Some surgeons may advocate the use of a periareolar incision along the top edge of the areola, excising a small crescent of skin above the nipple/areola complex in order to achieve a “crescent lift” for small degrees of breast droop or lower-positioned nipples. The amount of “lift” with this procedure is minimal to none, and because of this, we believe this should be considered a “scam” (in most cases) designed to charge higher “mini-lift” prices for what is a standard augmentation incision choice if a surgeon utilizes this approach anyway. If the cost is identical to augmentation alone, then in rare cases, this may be a reasonable recommendation.

Umbilical Incision

The umbilical incision (TUBA or trans-umbilical breast augmentation) involves use of an endoscope (a lighted tube commonly used to perform tubal ligations, appendectomies, gallbladder removals, and visual evaluations of the stomach or colon). The endoscope is used to create a pocket beneath the breast or chest muscle for the implant. Only saline implants can be placed with this incision. The implant pocket is created by blunt dissection with a temporary tissue expander or the implant itself. Bleeding or inframammary crease malposition can require an additional incision on the breast, which negates the main advantage of using the umbilical approach (no visible breast scar). Very few plastic surgeons utilize this incision for breast augmentation, and the learning curve is difficult, but acceptable results have been produced by reputable, board-certified plastic surgeons, so consideration of all options is reasonable. Silicone gel breast implants cannot be placed via this incision.

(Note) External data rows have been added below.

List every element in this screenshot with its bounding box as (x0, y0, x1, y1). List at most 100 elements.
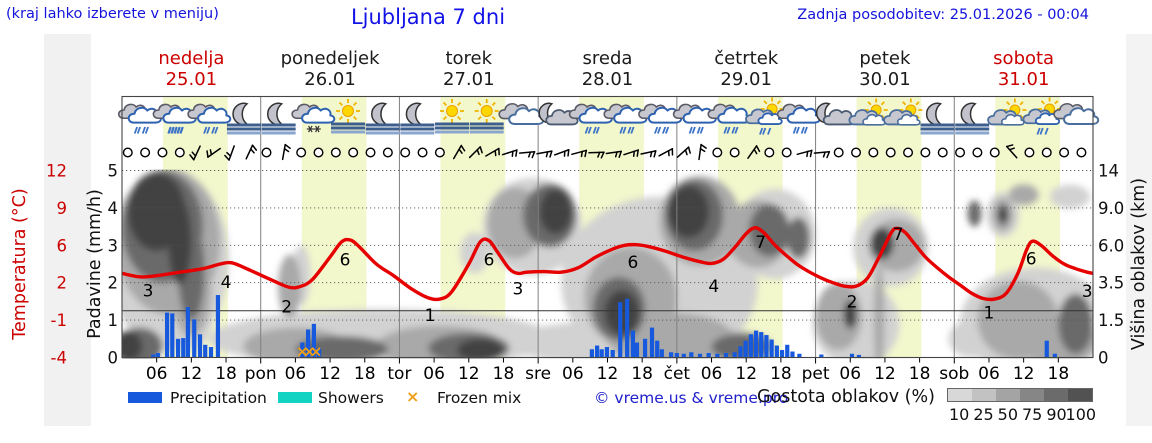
svg-text:18: 18 (493, 364, 515, 384)
sun-rain-icon (1022, 97, 1062, 135)
svg-text:06: 06 (701, 364, 723, 384)
wind-barb-icon (452, 144, 466, 160)
wind-calm-icon (261, 147, 272, 158)
svg-text:06: 06 (562, 364, 584, 384)
wind-barb-icon (485, 147, 500, 157)
sun-rain-icon (745, 97, 784, 135)
wind-calm-icon (712, 147, 723, 158)
rain-icon (672, 103, 717, 134)
day-header: petek 30.01 (816, 48, 955, 90)
svg-text:3: 3 (108, 236, 119, 255)
cloud-density-step (996, 389, 1020, 401)
precipitation-bars (151, 295, 1057, 358)
day-date: 26.01 (304, 69, 356, 90)
svg-text:1: 1 (984, 304, 995, 324)
svg-text:14: 14 (1098, 162, 1119, 181)
svg-text:6: 6 (340, 250, 351, 270)
svg-text:6.0: 6.0 (1098, 236, 1124, 255)
svg-text:pet: pet (802, 364, 830, 384)
rain-icon (638, 103, 683, 134)
svg-text:9.0: 9.0 (1098, 199, 1124, 218)
precipitation-swatch (128, 392, 162, 403)
rain-icon (776, 103, 821, 134)
wind-calm-icon (157, 147, 168, 158)
svg-text:18: 18 (215, 364, 237, 384)
wind-calm-icon (122, 147, 133, 158)
sun-fog-icon (469, 99, 504, 134)
wind-calm-icon (729, 147, 740, 158)
wind-row (122, 143, 1087, 161)
svg-text:4: 4 (221, 273, 232, 293)
svg-text:6: 6 (484, 250, 495, 270)
cloud-density-step (1068, 389, 1092, 401)
svg-text:6: 6 (57, 236, 68, 255)
wind-barb-icon (796, 149, 813, 158)
wind-calm-icon (382, 147, 393, 158)
right-axis-strip (1126, 34, 1152, 426)
wind-calm-icon (833, 147, 844, 158)
wind-barb-icon (640, 150, 657, 158)
day-header: nedelja 25.01 (122, 48, 261, 90)
svg-text:12: 12 (319, 364, 341, 384)
svg-text:06: 06 (423, 364, 445, 384)
wind-calm-icon (417, 147, 428, 158)
wind-barb-icon (658, 147, 674, 157)
day-date: 25.01 (165, 69, 218, 90)
cloud-density-step (1020, 389, 1044, 401)
wind-calm-icon (1024, 147, 1035, 158)
svg-text:pon: pon (245, 364, 277, 384)
wind-barb-icon (605, 150, 622, 158)
sun-fog-icon (330, 99, 365, 134)
wind-barb-icon (747, 145, 761, 159)
svg-text:×: × (296, 343, 309, 361)
rain-icon (187, 103, 232, 134)
day-name: četrtek (714, 48, 779, 69)
frozen-mix-markers: ××× (296, 343, 322, 361)
cloudy-icon (1053, 103, 1100, 125)
bottom-axis: 06 12 18 06 12 18 06 12 18 06 12 18 06 12 18 06 12 18 06 12… (146, 357, 1070, 384)
svg-text:4: 4 (108, 199, 119, 218)
last-update: Zadnja posodobitev: 25.01.2026 - 00:04 (797, 7, 1089, 23)
wind-barb-icon (206, 147, 221, 158)
day-date: 29.01 (720, 69, 772, 90)
grid (122, 96, 1093, 358)
wind-calm-icon (868, 147, 879, 158)
svg-text:9: 9 (57, 199, 68, 218)
wind-calm-icon (972, 147, 983, 158)
svg-text:7: 7 (893, 225, 904, 245)
svg-text:1: 1 (108, 311, 119, 330)
wind-barb-icon (698, 143, 707, 161)
cloud-density-step-value: 75 (1021, 405, 1043, 424)
svg-text:06: 06 (839, 364, 861, 384)
svg-text:sre: sre (525, 364, 551, 384)
rain-icon (603, 103, 648, 134)
precipitation-axis-label: Padavine (mm/h) (85, 189, 105, 339)
copyright-link[interactable]: © vreme.us & vreme.pro (594, 389, 789, 407)
svg-text:12: 12 (458, 364, 480, 384)
svg-text:06: 06 (978, 364, 1000, 384)
sun-fog-icon (435, 99, 470, 134)
sun-cloud-icon (883, 98, 923, 126)
wind-calm-icon (296, 147, 307, 158)
wind-barb-icon (676, 146, 691, 158)
svg-text:06: 06 (146, 364, 168, 384)
wind-calm-icon (313, 147, 324, 158)
svg-text:18: 18 (909, 364, 931, 384)
svg-text:6: 6 (1026, 250, 1037, 270)
wind-calm-icon (330, 147, 341, 158)
frozen-mix-legend-label: Frozen mix (437, 389, 522, 407)
svg-text:18: 18 (770, 364, 792, 384)
svg-text:18: 18 (1048, 364, 1070, 384)
wind-barb-icon (189, 145, 201, 161)
cloud-density-gradient-bar (947, 388, 1093, 402)
svg-text:3: 3 (1082, 282, 1093, 302)
wind-calm-icon (885, 147, 896, 158)
day-date: 28.01 (581, 69, 634, 90)
wind-barb-icon (571, 149, 588, 158)
day-name: ponedeljek (280, 48, 380, 69)
temperature-curve (122, 226, 1093, 302)
wind-barb-icon (588, 151, 605, 159)
svg-text:sob: sob (939, 364, 969, 384)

Inframammary (Crease) Incision

The inframammary incision (beneath the breast in the crease) is the most common incision used for breast enlargement with implants. We believe this incision provides the best exposure for creating an implant pocket with the least amount of bleeding (and the highest likelihood of controlling this bleeding should it occur), avoids the course of the nerve to the nipple in most cases, does not cut through breast tissue and/or ducts (avoiding the mammographic concerns), and leaves a short scar that is not visible clothed or unclothed unless one lifts the breast or looks from beneath. When the patient is reclining, the breast falls to the side and up, and the crease (inframammary) scar can be visible; in most cases it is nearly imperceptible. Both Dr. Richard H. Tholen and Dr. Douglas L. Gervais use dissolving stitches beneath the skin surface, which means no cross-hatch or railroad-type marks, no sutures to be removed, and just a thin-line scar hidden in the natural inframammary crease.

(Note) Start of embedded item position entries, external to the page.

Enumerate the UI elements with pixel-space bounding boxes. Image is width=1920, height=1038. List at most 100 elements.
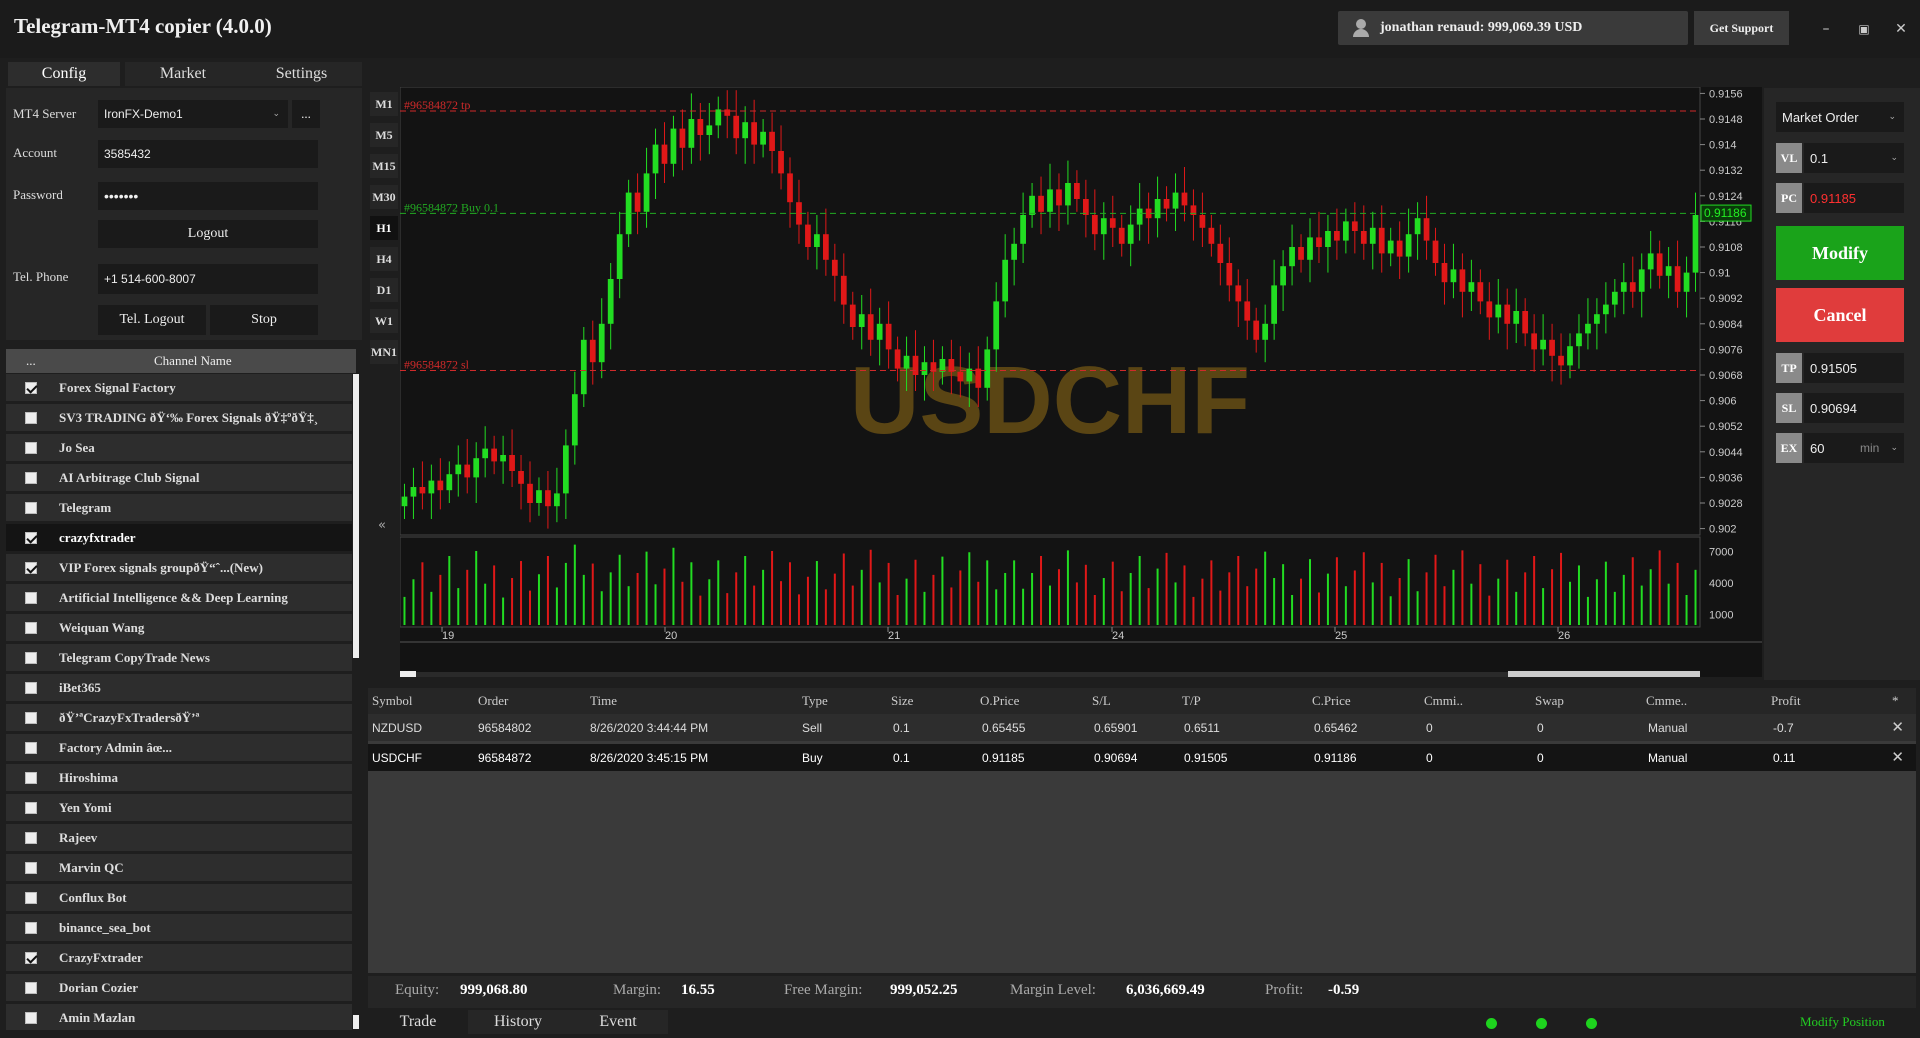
close-icon[interactable]: ✕: [1895, 21, 1907, 37]
column-header[interactable]: Order: [478, 693, 509, 708]
channel-checkbox[interactable]: [25, 771, 37, 784]
sl-input[interactable]: 0.90694: [1804, 393, 1904, 423]
list-item[interactable]: Weiquan Wang: [6, 614, 352, 641]
timeframe-m1[interactable]: M1: [370, 92, 398, 116]
tp-input[interactable]: 0.91505: [1804, 353, 1904, 383]
channel-checkbox[interactable]: [25, 741, 37, 754]
channel-checkbox[interactable]: [25, 981, 37, 994]
column-header[interactable]: Size: [891, 693, 914, 708]
stop-button[interactable]: Stop: [210, 305, 318, 335]
chevron-down-icon[interactable]: ⌄: [1890, 443, 1898, 453]
column-header[interactable]: Swap: [1535, 693, 1564, 708]
phone-input[interactable]: +1 514-600-8007: [98, 264, 318, 294]
volume-input[interactable]: 0.1 ⌄: [1804, 143, 1904, 173]
timeframe-h4[interactable]: H4: [370, 247, 398, 271]
list-item[interactable]: Rajeev: [6, 824, 352, 851]
channel-checkbox[interactable]: [25, 381, 37, 394]
channel-checkbox[interactable]: [25, 861, 37, 874]
tab-settings[interactable]: Settings: [241, 62, 362, 86]
account-input[interactable]: 3585432: [98, 140, 318, 168]
account-chip[interactable]: jonathan renaud: 999,069.39 USD: [1338, 11, 1688, 45]
list-item[interactable]: Hiroshima: [6, 764, 352, 791]
list-item[interactable]: ðŸ’ªCrazyFxTradersðŸ’ª: [6, 704, 352, 731]
server-select[interactable]: IronFX-Demo1 ⌄: [98, 100, 288, 128]
tab-history[interactable]: History: [468, 1010, 568, 1034]
timeframe-m15[interactable]: M15: [370, 154, 398, 178]
logout-button[interactable]: Logout: [98, 220, 318, 248]
list-item[interactable]: SV3 TRADING ðŸ‘‰ Forex Signals ðŸ‡ºðŸ‡¸: [6, 404, 352, 431]
channel-checkbox[interactable]: [25, 471, 37, 484]
column-header[interactable]: Symbol: [372, 693, 413, 708]
timeframe-h1[interactable]: H1: [370, 216, 398, 240]
column-header[interactable]: Cmmi..: [1424, 693, 1464, 708]
timeframe-m5[interactable]: M5: [370, 123, 398, 147]
list-item[interactable]: Yen Yomi: [6, 794, 352, 821]
channel-col-check[interactable]: ...: [26, 353, 36, 368]
expiry-input[interactable]: 60 min ⌄: [1804, 433, 1904, 463]
column-header[interactable]: *: [1892, 693, 1899, 708]
channel-checkbox[interactable]: [25, 561, 37, 574]
channel-checkbox[interactable]: [25, 621, 37, 634]
column-header[interactable]: Time: [590, 693, 617, 708]
channel-checkbox[interactable]: [25, 951, 37, 964]
timeframe-w1[interactable]: W1: [370, 309, 398, 333]
tab-event[interactable]: Event: [568, 1010, 668, 1034]
tab-config[interactable]: Config: [8, 62, 120, 86]
cancel-button[interactable]: Cancel: [1776, 288, 1904, 342]
list-item[interactable]: CrazyFxtrader: [6, 944, 352, 971]
column-header[interactable]: Type: [802, 693, 828, 708]
list-item[interactable]: Dorian Cozier: [6, 974, 352, 1001]
column-header[interactable]: Profit: [1771, 693, 1801, 708]
channel-checkbox[interactable]: [25, 1011, 37, 1024]
list-item[interactable]: binance_sea_bot: [6, 914, 352, 941]
collapse-icon[interactable]: «: [378, 517, 386, 533]
column-header[interactable]: O.Price: [980, 693, 1020, 708]
server-more-button[interactable]: ...: [292, 100, 320, 128]
table-row[interactable]: NZDUSD 96584802 8/26/2020 3:44:44 PM Sell 0.…: [368, 714, 1916, 741]
order-type-select[interactable]: Market Order ⌄: [1776, 102, 1904, 132]
list-item[interactable]: Jo Sea: [6, 434, 352, 461]
minimize-icon[interactable]: –: [1822, 21, 1830, 37]
list-item[interactable]: iBet365: [6, 674, 352, 701]
channel-scrollbar-thumb[interactable]: [353, 1015, 359, 1029]
column-header[interactable]: Cmme..: [1646, 693, 1688, 708]
list-item[interactable]: Artificial Intelligence && Deep Learning: [6, 584, 352, 611]
price-chart[interactable]: USDCHF 0.9156 0.9148 0.914 0.9132 0.9124 0.911…: [400, 87, 1762, 677]
channel-checkbox[interactable]: [25, 891, 37, 904]
get-support-button[interactable]: Get Support: [1694, 11, 1789, 45]
column-header[interactable]: C.Price: [1312, 693, 1351, 708]
list-item[interactable]: AI Arbitrage Club Signal: [6, 464, 352, 491]
channel-checkbox[interactable]: [25, 921, 37, 934]
chevron-down-icon[interactable]: ⌄: [1890, 153, 1898, 163]
table-row[interactable]: USDCHF 96584872 8/26/2020 3:45:15 PM Buy 0.1…: [368, 744, 1916, 771]
list-item[interactable]: Forex Signal Factory: [6, 374, 352, 401]
channel-checkbox[interactable]: [25, 501, 37, 514]
channel-checkbox[interactable]: [25, 651, 37, 664]
channel-scrollbar[interactable]: [353, 374, 359, 658]
channel-checkbox[interactable]: [25, 591, 37, 604]
column-header[interactable]: S/L: [1092, 693, 1111, 708]
channel-checkbox[interactable]: [25, 681, 37, 694]
list-item[interactable]: Marvin QC: [6, 854, 352, 881]
list-item[interactable]: crazyfxtrader: [6, 524, 352, 551]
list-item[interactable]: Amin Mazlan: [6, 1004, 352, 1030]
chart-canvas[interactable]: USDCHF0.91560.91480.9140.91320.91240.911…: [400, 87, 1762, 677]
price-input[interactable]: 0.91185: [1804, 183, 1904, 213]
list-item[interactable]: Telegram: [6, 494, 352, 521]
channel-col-name[interactable]: Channel Name: [154, 353, 232, 368]
channel-checkbox[interactable]: [25, 411, 37, 424]
timeframe-m30[interactable]: M30: [370, 185, 398, 209]
channel-checkbox[interactable]: [25, 711, 37, 724]
list-item[interactable]: Factory Admin âœ...: [6, 734, 352, 761]
list-item[interactable]: VIP Forex signals groupðŸ“ˆ...(New): [6, 554, 352, 581]
password-input[interactable]: •••••••: [98, 182, 318, 210]
modify-position-link[interactable]: Modify Position: [1800, 1014, 1885, 1029]
list-item[interactable]: Telegram CopyTrade News: [6, 644, 352, 671]
timeframe-d1[interactable]: D1: [370, 278, 398, 302]
column-header[interactable]: T/P: [1182, 693, 1201, 708]
channel-checkbox[interactable]: [25, 531, 37, 544]
modify-button[interactable]: Modify: [1776, 226, 1904, 280]
timeframe-mn1[interactable]: MN1: [370, 340, 398, 364]
channel-checkbox[interactable]: [25, 441, 37, 454]
list-item[interactable]: Conflux Bot: [6, 884, 352, 911]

Skin and Nipple Sensation after Surgery

Regardless of incision choice, creation of the surgical pocket for the implant will unavoidably cut some of the tiny sensory nerves to the breast skin, and skin sensation will be diminished or absent in the areas these nerves supply. Over time, sensation will generally recover as nerves heal, but may not return to 100 percent of preoperative sensation. Note that this has nothing to do with nipple erectility (response to cold or stimulation), as different nerves are responsible for this response.

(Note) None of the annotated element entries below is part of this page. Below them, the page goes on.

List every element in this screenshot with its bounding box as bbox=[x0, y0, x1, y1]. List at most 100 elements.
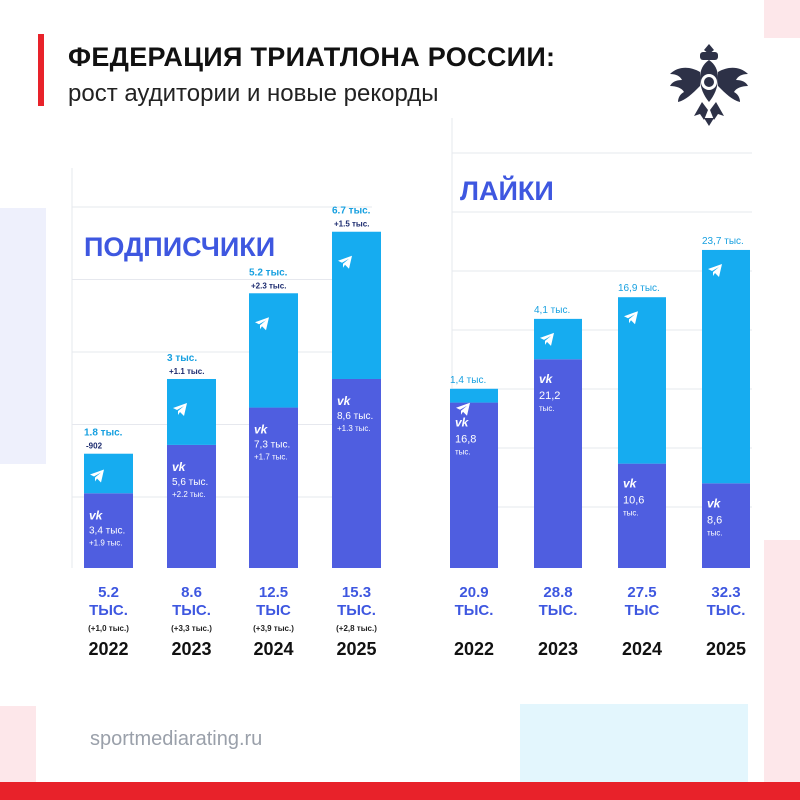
total-value: 8.6 bbox=[181, 584, 202, 601]
page-subtitle: рост аудитории и новые рекорды bbox=[68, 80, 439, 107]
year-label: 2025 bbox=[706, 639, 746, 659]
year-label: 2023 bbox=[171, 639, 211, 659]
emblem-icon bbox=[670, 44, 748, 126]
telegram-icon bbox=[173, 402, 187, 416]
telegram-icon-shape bbox=[173, 402, 187, 416]
vk-change-label: +1.3 тыс. bbox=[337, 424, 371, 433]
bar-vk bbox=[167, 444, 216, 568]
vk-change-label: +2.2 тыс. bbox=[172, 490, 206, 499]
vk-icon: vk bbox=[455, 416, 470, 430]
vk-icon: vk bbox=[539, 372, 554, 386]
total-value: 12.5 bbox=[259, 584, 288, 601]
deco-lightblue-bottom bbox=[520, 704, 748, 782]
total-unit: ТЫС. bbox=[455, 602, 494, 619]
telegram-change-label: +1.1 тыс. bbox=[169, 367, 204, 376]
chart-title: ЛАЙКИ bbox=[460, 175, 554, 206]
telegram-icon bbox=[624, 311, 638, 325]
year-label: 2025 bbox=[336, 639, 376, 659]
total-unit: ТЫС bbox=[625, 602, 660, 619]
telegram-icon bbox=[255, 317, 269, 331]
vk-icon: vk bbox=[623, 477, 638, 491]
telegram-icon-shape bbox=[708, 263, 722, 277]
footer-accent-bar bbox=[0, 782, 800, 800]
telegram-icon-shape bbox=[624, 311, 638, 325]
vk-value-label: 5,6 тыс. bbox=[172, 477, 208, 488]
telegram-icon-shape bbox=[456, 402, 470, 416]
year-label: 2023 bbox=[538, 639, 578, 659]
bar-telegram bbox=[618, 297, 666, 464]
total-change: (+3,3 тыс.) bbox=[171, 624, 212, 633]
total-value: 28.8 bbox=[543, 584, 572, 601]
year-label: 2024 bbox=[622, 639, 662, 659]
telegram-icon bbox=[540, 332, 554, 346]
bar-vk bbox=[84, 493, 133, 568]
total-unit: ТЫС. bbox=[172, 602, 211, 619]
footer-source: sportmediarating.ru bbox=[90, 728, 263, 750]
vk-value-label: 21,2 bbox=[539, 390, 560, 402]
telegram-value-label: 5.2 тыс. bbox=[249, 267, 288, 278]
vk-value-label: 16,8 bbox=[455, 434, 476, 446]
vk-unit-label: тыс. bbox=[455, 448, 471, 457]
telegram-value-label: 3 тыс. bbox=[167, 353, 197, 364]
title-accent-bar bbox=[38, 34, 44, 106]
telegram-value-label: 4,1 тыс. bbox=[534, 305, 570, 316]
chart-title: ПОДПИСЧИКИ bbox=[84, 232, 275, 262]
bar-telegram bbox=[450, 388, 498, 403]
vk-icon: vk bbox=[254, 423, 269, 437]
bar-vk bbox=[249, 407, 298, 568]
telegram-value-label: 1,4 тыс. bbox=[450, 375, 486, 386]
telegram-icon-shape bbox=[255, 317, 269, 331]
vk-change-label: +1.9 тыс. bbox=[89, 538, 123, 547]
bar-telegram bbox=[167, 378, 216, 445]
telegram-icon bbox=[708, 263, 722, 277]
bar-telegram bbox=[702, 249, 750, 484]
bar-vk bbox=[450, 402, 498, 568]
bar-telegram bbox=[84, 453, 133, 494]
vk-value-label: 8,6 тыс. bbox=[337, 411, 373, 422]
telegram-icon bbox=[456, 402, 470, 416]
total-value: 20.9 bbox=[459, 584, 488, 601]
bar-vk bbox=[618, 463, 666, 568]
total-value: 27.5 bbox=[627, 584, 656, 601]
total-unit: ТЫС. bbox=[337, 602, 376, 619]
deco-pink-bottom-left bbox=[0, 706, 36, 782]
telegram-change-label: -902 bbox=[86, 442, 103, 451]
vk-value-label: 10,6 bbox=[623, 495, 644, 507]
telegram-change-label: +2.3 тыс. bbox=[251, 281, 286, 290]
vk-icon: vk bbox=[172, 460, 187, 474]
telegram-value-label: 1.8 тыс. bbox=[84, 428, 123, 439]
total-unit: ТЫС. bbox=[89, 602, 128, 619]
telegram-icon bbox=[338, 255, 352, 269]
vk-unit-label: тыс. bbox=[623, 509, 639, 518]
deco-pink-top-right bbox=[764, 0, 800, 38]
vk-value-label: 7,3 тыс. bbox=[254, 440, 290, 451]
total-unit: ТЫС. bbox=[539, 602, 578, 619]
bar-telegram bbox=[332, 231, 381, 379]
total-unit: ТЫС. bbox=[707, 602, 746, 619]
vk-change-label: +1.7 тыс. bbox=[254, 453, 288, 462]
bar-vk bbox=[332, 378, 381, 568]
telegram-icon bbox=[90, 469, 104, 483]
vk-unit-label: тыс. bbox=[707, 528, 723, 537]
telegram-icon-shape bbox=[338, 255, 352, 269]
total-change: (+3,9 тыс.) bbox=[253, 624, 294, 633]
vk-icon: vk bbox=[337, 394, 352, 408]
vk-unit-label: тыс. bbox=[539, 404, 555, 413]
vk-value-label: 3,4 тыс. bbox=[89, 525, 125, 536]
vk-icon: vk bbox=[707, 496, 722, 510]
deco-pink-right bbox=[764, 540, 800, 782]
bar-telegram bbox=[249, 293, 298, 408]
telegram-value-label: 16,9 тыс. bbox=[618, 283, 660, 294]
total-unit: ТЫС bbox=[256, 602, 291, 619]
page-title: ФЕДЕРАЦИЯ ТРИАТЛОНА РОССИИ: bbox=[68, 42, 556, 72]
bar-telegram bbox=[534, 318, 582, 360]
telegram-value-label: 23,7 тыс. bbox=[702, 236, 744, 247]
year-label: 2024 bbox=[253, 639, 293, 659]
deco-lavender-left bbox=[0, 208, 46, 464]
year-label: 2022 bbox=[88, 639, 128, 659]
vk-icon: vk bbox=[89, 508, 104, 522]
total-change: (+1,0 тыс.) bbox=[88, 624, 129, 633]
bar-vk bbox=[702, 483, 750, 568]
total-value: 32.3 bbox=[711, 584, 740, 601]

In a few cases, depending on your own particular anatomy, the nerve or nerve branches to the nipple-areola region may also be cut during the surgical pocket creation, and you will permanently lose sensation to the nipple-areola complex on that side. About 5-10 percent of women will lose nipple-areola sensation with augmentation alone, and about 15 percent will lose nipple-areola sensation if a breast lift is necessary. Again, incision choice can affect these statistics: a higher number of women may lose nipple sensation with a periareolar or axillary (armpit) incision.